MARLINTON, W.Va. (AP) — On a cold, frosty Christmas morning Kristy Lanier walked her dog Squeeky to Main Street in Marlinton and put three flowers on the pile of bricks that was once her home and business. Two days before, a demolition crew had begun to knock down the remains of her coffee shop, Dirtbean O'hana, and the adjacent McK building, both victims of a devastating November fire that displaced eight of the small town's businesses.
Lanier is beginning to think about the future, her future, and whether or not she'll be able to fulfill the dream she had nine years ago when she opened the coffee shop, mountain bike shop and fitness center all rolled into an old grocery store building.
She has some options, and she's still not sure about rebuilding on the property, or if she should try to relocate somewhere else in town or if she should just scrap life in small town West Virginia and head back to her adopted home, Hawaii.
Those decisions are not coming easily to her. But when she talks about reopening, a smile erupts on her face, her voice is animated and she gestures frequently to make her point. Clearly, the little coffee shop that had become a hub of downtown activity had become central to her life over the years.
"The business has been my purpose," she reflected. "I valued my business and what I did. As much as I struggled with the shop, having good employees and enough help, just everything, I needed that place for sure; it was very rewarding work in a strange way," Lanier said.
The rewards of "The Bean" were not just financial.
"People enjoyed it. Just providing something that people enjoyed," she said of those rewards. "Coffee, good food, bikes — all the things I believe in that make life enjoyable whatever your job may be."
The people who enjoyed it were many. From locals to regular visitors to the one-time-through-town tourists, Dirtbean had a fairly steady flow of customers.
One of those regulars, Rachel Tompkins of Minnehaha Springs, drove to town nearly every day about 10 a.m. to have coffee, maybe a scone or a muffin, with about half-a-dozen friends at Dirtbean, where they solved the issues of the day from national topics to town business.
The group has relocated to a bed and breakfast up the street, where Nelson Hernandez and Andrea Biondi have opened the kitchen of The Old Clark Inn to the group. First one there makes the coffee.
"All of us view it as an interim arrangement until Kristy and the Dirtbean are back in business. Dirtbean was just such a special place," Tompkins said.
Lots of townsfolk have offered their support for Lanier, and for the re-opening of her shop, including the owner of the apartment building where she's now staying. He's not charging her rent.
"I think she's finally realized what she means to people here," Tompkins said.
Tompkins said she hoped the town's new economic development task force would include Lanier and the other property owners in discussions about what should happen next.
Mayor Joe Smith said the group he appointed is going to look at Marlinton's big picture, not just the now-vacant property. But, he said, the 200 block of Main Street will be a primary concern.
The task force will be a resource for the property owners who need information, he said. "Our pledge to them is to help them when they decide what they want to do, whether they want to rebuild or whether they want to sell," Smith said. "It's not the town's decision; it's not the task force's decision. It's their decision."
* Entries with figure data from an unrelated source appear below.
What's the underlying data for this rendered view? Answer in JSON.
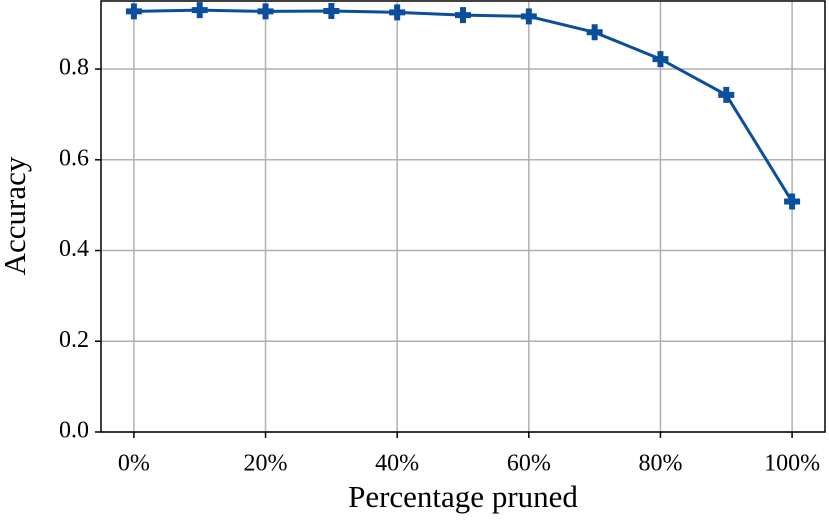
{
  "chart_data": {
    "type": "line",
    "xlabel": "Percentage pruned",
    "ylabel": "Accuracy",
    "x": [
      0,
      10,
      20,
      30,
      40,
      50,
      60,
      70,
      80,
      90,
      100
    ],
    "series": [
      {
        "color": "#0b4f9c",
        "values": [
          0.927,
          0.93,
          0.927,
          0.928,
          0.925,
          0.919,
          0.916,
          0.881,
          0.822,
          0.743,
          0.508
        ]
      }
    ],
    "xlim": [
      -5,
      105
    ],
    "ylim": [
      0,
      0.95
    ],
    "xticks": [
      {
        "value": 0,
        "label": "0%"
      },
      {
        "value": 20,
        "label": "20%"
      },
      {
        "value": 40,
        "label": "40%"
      },
      {
        "value": 60,
        "label": "60%"
      },
      {
        "value": 80,
        "label": "80%"
      },
      {
        "value": 100,
        "label": "100%"
      }
    ],
    "yticks": [
      {
        "value": 0,
        "label": "0.0"
      },
      0.2,
      0.4,
      0.6,
      0.8
    ],
    "grid": true,
    "marker": "plus-filled"
  }
}
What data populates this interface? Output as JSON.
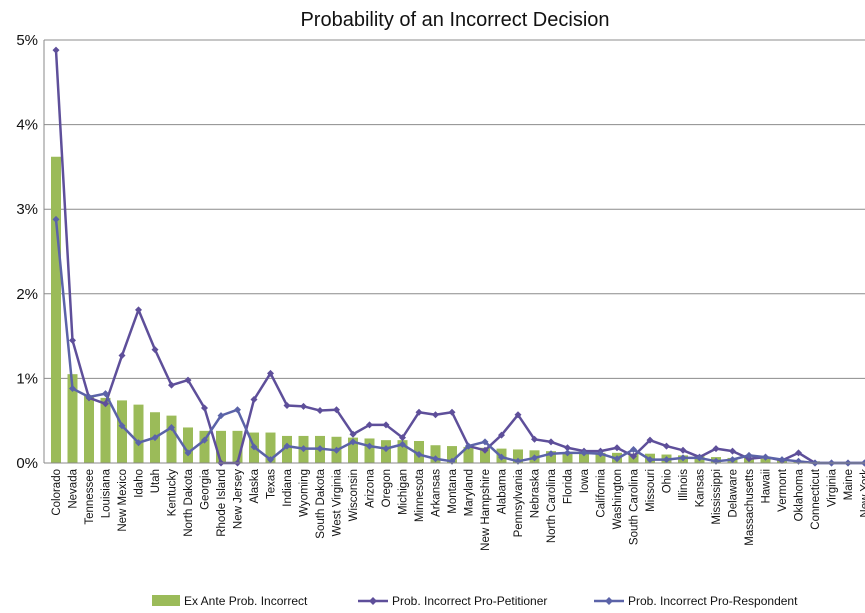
{
  "chart_data": {
    "type": "bar",
    "title": "Probability of an Incorrect Decision",
    "xlabel": "",
    "ylabel": "",
    "ylim": [
      0,
      5
    ],
    "y_unit": "%",
    "yticks": [
      "0%",
      "1%",
      "2%",
      "3%",
      "4%",
      "5%"
    ],
    "grid": true,
    "legend_position": "bottom",
    "categories": [
      "Colorado",
      "Nevada",
      "Tennessee",
      "Louisiana",
      "New Mexico",
      "Idaho",
      "Utah",
      "Kentucky",
      "North Dakota",
      "Georgia",
      "Rhode Island",
      "New Jersey",
      "Alaska",
      "Texas",
      "Indiana",
      "Wyoming",
      "South Dakota",
      "West Virginia",
      "Wisconsin",
      "Arizona",
      "Oregon",
      "Michigan",
      "Minnesota",
      "Arkansas",
      "Montana",
      "Maryland",
      "New Hampshire",
      "Alabama",
      "Pennsylvania",
      "Nebraska",
      "North Carolina",
      "Florida",
      "Iowa",
      "California",
      "Washington",
      "South Carolina",
      "Missouri",
      "Ohio",
      "Illinois",
      "Kansas",
      "Mississippi",
      "Delaware",
      "Massachusetts",
      "Hawaii",
      "Vermont",
      "Oklahoma",
      "Connecticut",
      "Virginia",
      "Maine",
      "New York"
    ],
    "series": [
      {
        "name": "Ex Ante Prob. Incorrect",
        "kind": "bar",
        "color": "#9bbb59",
        "values": [
          3.62,
          1.05,
          0.8,
          0.77,
          0.74,
          0.69,
          0.6,
          0.56,
          0.42,
          0.38,
          0.38,
          0.38,
          0.36,
          0.36,
          0.32,
          0.32,
          0.32,
          0.31,
          0.3,
          0.29,
          0.27,
          0.27,
          0.26,
          0.21,
          0.2,
          0.19,
          0.18,
          0.17,
          0.16,
          0.15,
          0.14,
          0.13,
          0.13,
          0.12,
          0.12,
          0.11,
          0.11,
          0.1,
          0.09,
          0.08,
          0.07,
          0.06,
          0.06,
          0.05,
          0.04,
          0.03,
          0.02,
          0.01,
          0.01,
          0.01
        ]
      },
      {
        "name": "Prob. Incorrect Pro-Petitioner",
        "kind": "line",
        "color": "#5e4f9a",
        "values": [
          4.88,
          1.45,
          0.77,
          0.7,
          1.27,
          1.81,
          1.34,
          0.92,
          0.98,
          0.65,
          0.0,
          0.0,
          0.75,
          1.06,
          0.68,
          0.67,
          0.62,
          0.63,
          0.34,
          0.45,
          0.45,
          0.3,
          0.6,
          0.57,
          0.6,
          0.2,
          0.15,
          0.33,
          0.57,
          0.28,
          0.25,
          0.18,
          0.14,
          0.14,
          0.18,
          0.08,
          0.27,
          0.2,
          0.15,
          0.07,
          0.17,
          0.14,
          0.05,
          0.07,
          0.03,
          0.12,
          0.0,
          0.0,
          0.0,
          0.0
        ]
      },
      {
        "name": "Prob. Incorrect Pro-Respondent",
        "kind": "line",
        "color": "#5b63a8",
        "values": [
          2.88,
          0.88,
          0.78,
          0.82,
          0.44,
          0.24,
          0.3,
          0.42,
          0.12,
          0.27,
          0.56,
          0.63,
          0.19,
          0.04,
          0.2,
          0.17,
          0.17,
          0.15,
          0.25,
          0.2,
          0.17,
          0.22,
          0.1,
          0.05,
          0.02,
          0.2,
          0.25,
          0.07,
          0.02,
          0.06,
          0.11,
          0.12,
          0.12,
          0.11,
          0.05,
          0.16,
          0.04,
          0.04,
          0.06,
          0.06,
          0.02,
          0.04,
          0.09,
          0.07,
          0.04,
          0.02,
          0.0,
          0.0,
          0.0,
          0.0
        ]
      }
    ]
  }
}
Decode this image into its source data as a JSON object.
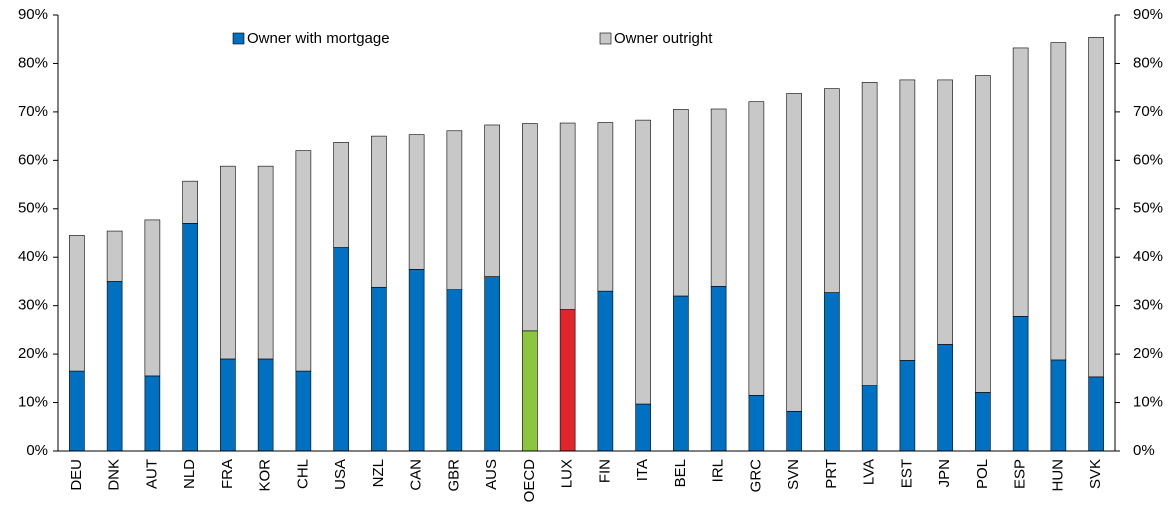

Smith said he envisioned commercial space on the lower level with quality apartments above.
The lower level of any business in Marlinton presents a problem to potential investors because much of the town sits in the flood plain.
Buildings must be raised above the 100-year flood plain, which does not reach much of Main Street; however, floods in 1985 and 1996 gushed water into the town's business district at levels of 6 to 8 feet.
Smith said those were 500-year floods.
Smith appointed Greenbrier Economic Development Corporation director Steve Weir to chair the task force.
Weir said progress is being made on a couple of different levels. While the buildings are being demolished, the task force is meeting with the property owners to listen to what they have to say about their future.
Weir said the group is also looking at possibilities for the future, whether the owners want to stay in Marlinton, or if they decide to leave.
And Weir said the task force plans to look at how the reconstruction will fit into other properties in town.
"We really want to have that kind of continuity in mind as we move forward," he said. Toward that end, he said the task force plans to hire a consultant to look at the town as a whole and be able to spot the hurdles that will arise.
The work may just be the beginning for Marlinton's rebirth.
"I don't think the effort will stop there," Weir said. "I see this as kind of evolving in a natural way."
For Lanier and the Dirtbean customers, sooner is better.
"If I'm going to stay in Marlinton and Pocahontas County, it hinges on my being able to find a satisfactory location," Lanier said. She's made no real decision yet, but she said she doesn't think she can afford to rebuild on the property she owns because of the time and cost involved in dealing with potential flooding issues.
So many reasons point the way for her to leave, she said. And yet, she can't quite make that leap. Part of the reason for that is the "family" she's found in Marlinton.
Former employee Brenda Walters has not put pressure on Lanier to stay, but "she's family to me," Lanier said.
For the curious, O'hana means "family" in Hawaiian.